Sedan Corolla Late. Cleaned up and smoothed out was a common theme on late model taillights. I quite enjoy these as long as I ignore the weird Saab wheel swap trend from the 90’s.


Sedan Sprinter Early. Note that the taillight and quarter panel are unique to the Sprinter and are not compatible with the corolla models.


Sedan Sprinter Late. It was so hard to find this photo that I had to grab a still from a video.


Wagon Early Black. 


Wagon Early Chrome.


Wagon Late. These were also brought closer to a monochromatic feel like the late model sports and sedan tails.

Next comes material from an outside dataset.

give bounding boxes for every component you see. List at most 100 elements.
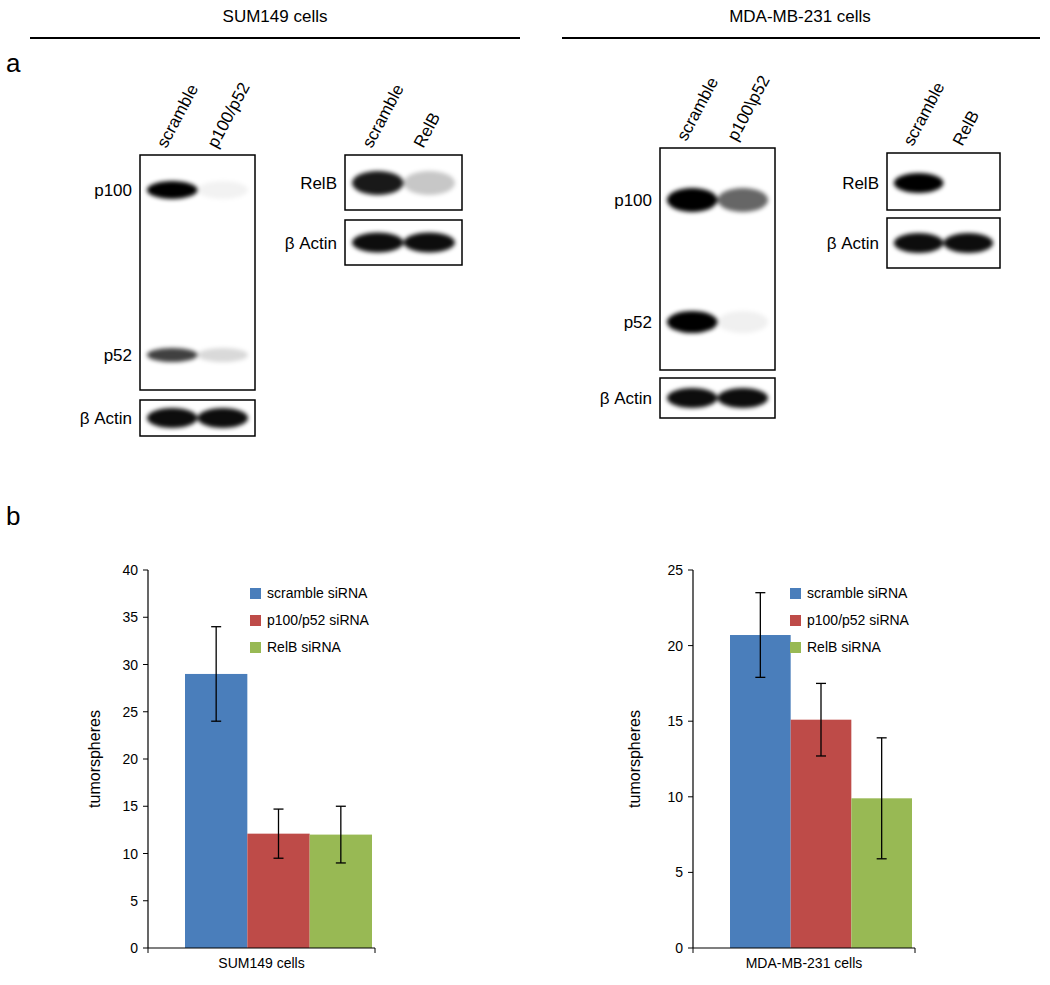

Internationally there were 9 different engines available for the E7 Chassis. However, I’m just going to focus on the most common ones. To understand chassis codes a “KE70” would have a “K” series engines.

4K 1.3L OHV. This is where the “K” in KE70 comes from. 4K is common to Australia and many other countries. 7K swaps are common in these chassis. KE70’s had steering racks.


4AC 1.6L SOHC. This is the “A” in AE70. In North America these were one year only 1983. Japan had 3AC equipped models as well. 4/3AC cars had steering racks.


3TC 1.8L OHV. 1.8L often referred to as a “.8” car by those who enjoy Corollas in the Central American communities. 3TC cars had a steering box setup similar to the previous E3/E5 chassis 3rd gen corollas. Least desirable chassis for handling, but a great motor.


2TG 1.6L DOHC. Both the 3TC and 2TG would be considered “TE70” chassis. The 2TG was a 1.6L DOHC performance version found in Japan and I think Europe as well. I’m unsure if the 2TG equipped cars came with a steering box or rack.


1C 1.8L Diesel. A Japan and European option, may have even made it to South America and Africa. 2C swaps are extremely common especially in developing countries.


Well, that sums up the extent of my focus. There is far more information about these cars floating around, here’s a good jump off point for you!

6 thoughts on “E7 Love❣❣❣

  1. Excellent article. I own a Toyota AE70 Sprinter and would like to know if i can be able to buy both front and rear bumbers, and 3a – u engine Crankshaft.